New EEP draft: Pinning operator ^ in patterns
Mon Jan 18 15:19:53 CET 2021
Loïc Hoguin <essen@REDACTED> writes:
> On 18/01/2021 11:53, Stefan Reichör wrote:
>> Hallo Loïc,
>> I am a newcomer to Erlang. I am subscribed to this list since a few
>> days. I am really positively surprised how active the Erlang community is.
> The list is usually not that active.
I would love to see it active ;-)
>>> Being able to write "A = 5, A = inc(4)." is what makes the Erlang language the best I've used in my opinion.
>> Could you please explain the semantics of this statement?
>> It is not obvious for me as a beginner.
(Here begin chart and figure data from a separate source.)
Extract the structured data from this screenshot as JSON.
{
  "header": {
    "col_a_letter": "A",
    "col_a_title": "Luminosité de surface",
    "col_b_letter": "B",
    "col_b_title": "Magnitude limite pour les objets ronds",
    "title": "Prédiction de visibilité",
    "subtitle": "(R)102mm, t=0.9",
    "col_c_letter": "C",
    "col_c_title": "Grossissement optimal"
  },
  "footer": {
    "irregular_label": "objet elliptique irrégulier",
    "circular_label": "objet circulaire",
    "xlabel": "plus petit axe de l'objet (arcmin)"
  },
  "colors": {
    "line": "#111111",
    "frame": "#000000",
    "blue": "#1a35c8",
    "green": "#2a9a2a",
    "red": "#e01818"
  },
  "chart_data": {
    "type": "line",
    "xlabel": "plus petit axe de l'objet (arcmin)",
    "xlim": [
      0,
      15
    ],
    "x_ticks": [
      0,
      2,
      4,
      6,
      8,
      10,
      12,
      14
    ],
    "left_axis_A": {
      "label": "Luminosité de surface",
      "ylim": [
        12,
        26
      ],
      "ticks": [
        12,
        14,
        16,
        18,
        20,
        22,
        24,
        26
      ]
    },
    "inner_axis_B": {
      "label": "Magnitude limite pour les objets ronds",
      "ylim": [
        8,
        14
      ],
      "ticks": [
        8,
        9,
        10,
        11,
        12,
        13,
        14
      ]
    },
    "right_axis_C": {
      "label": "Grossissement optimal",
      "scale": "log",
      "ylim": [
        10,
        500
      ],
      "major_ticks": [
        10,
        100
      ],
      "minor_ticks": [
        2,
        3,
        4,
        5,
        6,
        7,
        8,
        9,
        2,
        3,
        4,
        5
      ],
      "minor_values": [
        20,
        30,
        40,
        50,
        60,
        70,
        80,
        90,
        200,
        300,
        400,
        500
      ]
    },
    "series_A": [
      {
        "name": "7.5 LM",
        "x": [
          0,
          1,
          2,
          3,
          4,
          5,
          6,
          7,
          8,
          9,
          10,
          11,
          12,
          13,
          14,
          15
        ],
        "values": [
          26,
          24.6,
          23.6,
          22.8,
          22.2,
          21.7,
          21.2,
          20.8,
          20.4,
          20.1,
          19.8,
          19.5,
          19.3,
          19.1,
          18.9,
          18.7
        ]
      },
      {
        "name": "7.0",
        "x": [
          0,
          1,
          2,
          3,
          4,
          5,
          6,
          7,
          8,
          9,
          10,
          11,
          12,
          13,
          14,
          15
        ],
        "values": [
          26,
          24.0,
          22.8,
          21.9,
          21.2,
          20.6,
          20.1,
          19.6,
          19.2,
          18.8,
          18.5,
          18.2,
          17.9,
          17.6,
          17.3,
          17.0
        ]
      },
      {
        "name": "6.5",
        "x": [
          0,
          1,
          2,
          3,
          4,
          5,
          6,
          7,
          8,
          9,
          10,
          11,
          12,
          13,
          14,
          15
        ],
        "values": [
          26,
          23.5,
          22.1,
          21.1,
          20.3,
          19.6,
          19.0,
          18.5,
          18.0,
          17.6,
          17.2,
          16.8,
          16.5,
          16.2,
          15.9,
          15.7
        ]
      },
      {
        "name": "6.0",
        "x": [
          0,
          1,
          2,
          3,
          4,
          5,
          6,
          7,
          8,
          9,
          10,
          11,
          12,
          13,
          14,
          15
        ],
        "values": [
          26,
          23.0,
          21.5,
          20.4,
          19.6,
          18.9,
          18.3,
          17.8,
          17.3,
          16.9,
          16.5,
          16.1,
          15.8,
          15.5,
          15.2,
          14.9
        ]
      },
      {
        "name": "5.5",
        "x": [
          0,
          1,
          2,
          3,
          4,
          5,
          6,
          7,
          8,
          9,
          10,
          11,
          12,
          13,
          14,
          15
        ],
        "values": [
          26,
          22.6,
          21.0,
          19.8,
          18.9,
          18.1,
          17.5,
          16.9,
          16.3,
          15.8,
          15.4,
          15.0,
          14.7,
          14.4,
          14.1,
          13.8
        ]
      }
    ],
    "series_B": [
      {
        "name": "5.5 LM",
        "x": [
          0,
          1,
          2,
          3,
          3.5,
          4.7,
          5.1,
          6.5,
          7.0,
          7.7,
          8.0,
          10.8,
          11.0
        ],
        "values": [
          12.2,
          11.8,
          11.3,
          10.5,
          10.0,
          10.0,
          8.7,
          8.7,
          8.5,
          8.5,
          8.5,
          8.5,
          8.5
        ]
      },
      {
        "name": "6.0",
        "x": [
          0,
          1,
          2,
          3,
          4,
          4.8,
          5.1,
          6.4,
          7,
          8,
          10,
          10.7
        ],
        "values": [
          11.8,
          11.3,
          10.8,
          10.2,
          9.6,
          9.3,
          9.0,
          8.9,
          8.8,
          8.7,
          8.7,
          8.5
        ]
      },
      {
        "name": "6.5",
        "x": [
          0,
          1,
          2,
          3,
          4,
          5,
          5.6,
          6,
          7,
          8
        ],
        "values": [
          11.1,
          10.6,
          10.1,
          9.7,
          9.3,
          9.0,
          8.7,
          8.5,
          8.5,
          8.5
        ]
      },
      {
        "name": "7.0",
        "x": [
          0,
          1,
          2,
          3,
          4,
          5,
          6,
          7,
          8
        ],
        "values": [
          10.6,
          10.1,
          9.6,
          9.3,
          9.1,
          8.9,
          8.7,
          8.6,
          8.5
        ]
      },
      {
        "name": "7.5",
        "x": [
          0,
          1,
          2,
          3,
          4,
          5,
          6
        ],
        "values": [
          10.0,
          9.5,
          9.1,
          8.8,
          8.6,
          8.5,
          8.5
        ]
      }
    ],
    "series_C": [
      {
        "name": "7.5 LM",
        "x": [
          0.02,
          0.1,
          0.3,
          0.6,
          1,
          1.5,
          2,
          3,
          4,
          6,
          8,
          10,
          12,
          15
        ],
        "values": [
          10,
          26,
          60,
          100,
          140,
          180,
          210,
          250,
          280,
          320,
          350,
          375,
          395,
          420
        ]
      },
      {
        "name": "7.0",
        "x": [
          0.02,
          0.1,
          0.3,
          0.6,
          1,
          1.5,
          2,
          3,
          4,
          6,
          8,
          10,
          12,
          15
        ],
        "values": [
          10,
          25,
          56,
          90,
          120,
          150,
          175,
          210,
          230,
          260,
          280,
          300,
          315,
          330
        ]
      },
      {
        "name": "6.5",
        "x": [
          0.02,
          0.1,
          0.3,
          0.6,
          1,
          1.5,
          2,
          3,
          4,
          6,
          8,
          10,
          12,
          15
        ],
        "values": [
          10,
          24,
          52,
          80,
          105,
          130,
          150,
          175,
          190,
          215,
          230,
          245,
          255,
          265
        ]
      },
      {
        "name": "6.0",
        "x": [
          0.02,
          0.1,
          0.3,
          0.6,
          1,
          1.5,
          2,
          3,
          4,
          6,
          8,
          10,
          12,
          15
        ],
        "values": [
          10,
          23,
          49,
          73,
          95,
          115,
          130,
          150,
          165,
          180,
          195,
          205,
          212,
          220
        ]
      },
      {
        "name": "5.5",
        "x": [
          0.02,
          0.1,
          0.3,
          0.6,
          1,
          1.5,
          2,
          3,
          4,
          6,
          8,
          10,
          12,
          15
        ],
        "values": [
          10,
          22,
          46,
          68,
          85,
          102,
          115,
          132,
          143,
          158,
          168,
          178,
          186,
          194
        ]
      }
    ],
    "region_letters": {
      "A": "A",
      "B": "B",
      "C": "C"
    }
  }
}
>> Why is such a statement so useful for you?
> "A = 5,"
> means the variable A becomes bound and has the value 5.
> Followed by
> "A = inc(4),"
> where it is implied that "inc(X) -> X + 1."
> Because A is already bound, this becomes a match. The match will only succeed if the value returned by the inc/1 function is
> the same as the value already bound to A.
> If the inc/1 function had a bug and somehow returned the wrong value, the match will fail.
Thanks for the explaination. Now I understand the meaning of this code.
You use the bound variable and the following match like an assertion.
> It's not so much about usefulness and more about a thought process. All instances of A must have the same value as the first
> time it was "matched" otherwise the program doesn't work. In my mind, there is no real distinction between binding and
> matching, it's all just matching. The first match just happens to dictate what the value must be subsequently. Having to
> annotate explicitly the matching of bound variables would be a pretty big change to that thought process, so the rewards would
> have to be really worth it.
> It's similar to the introduction of maps in the language except maps greatly simplified many things we routinely do. The
> rewards were far greater than the costs of adapting the thought process.
> Have fun with Erlang, it's the best!
I hope that I will get into the language soon. I am impressed by the
BEAM, especially its capabilities to run processes in parallel.
However I am used to do a lot of programming in Python. I have a very
efficient development process with Python.
I am not sure how I will get to a similar efficiency in Erlang.
Perhaps I will get back to this list with some questions one day.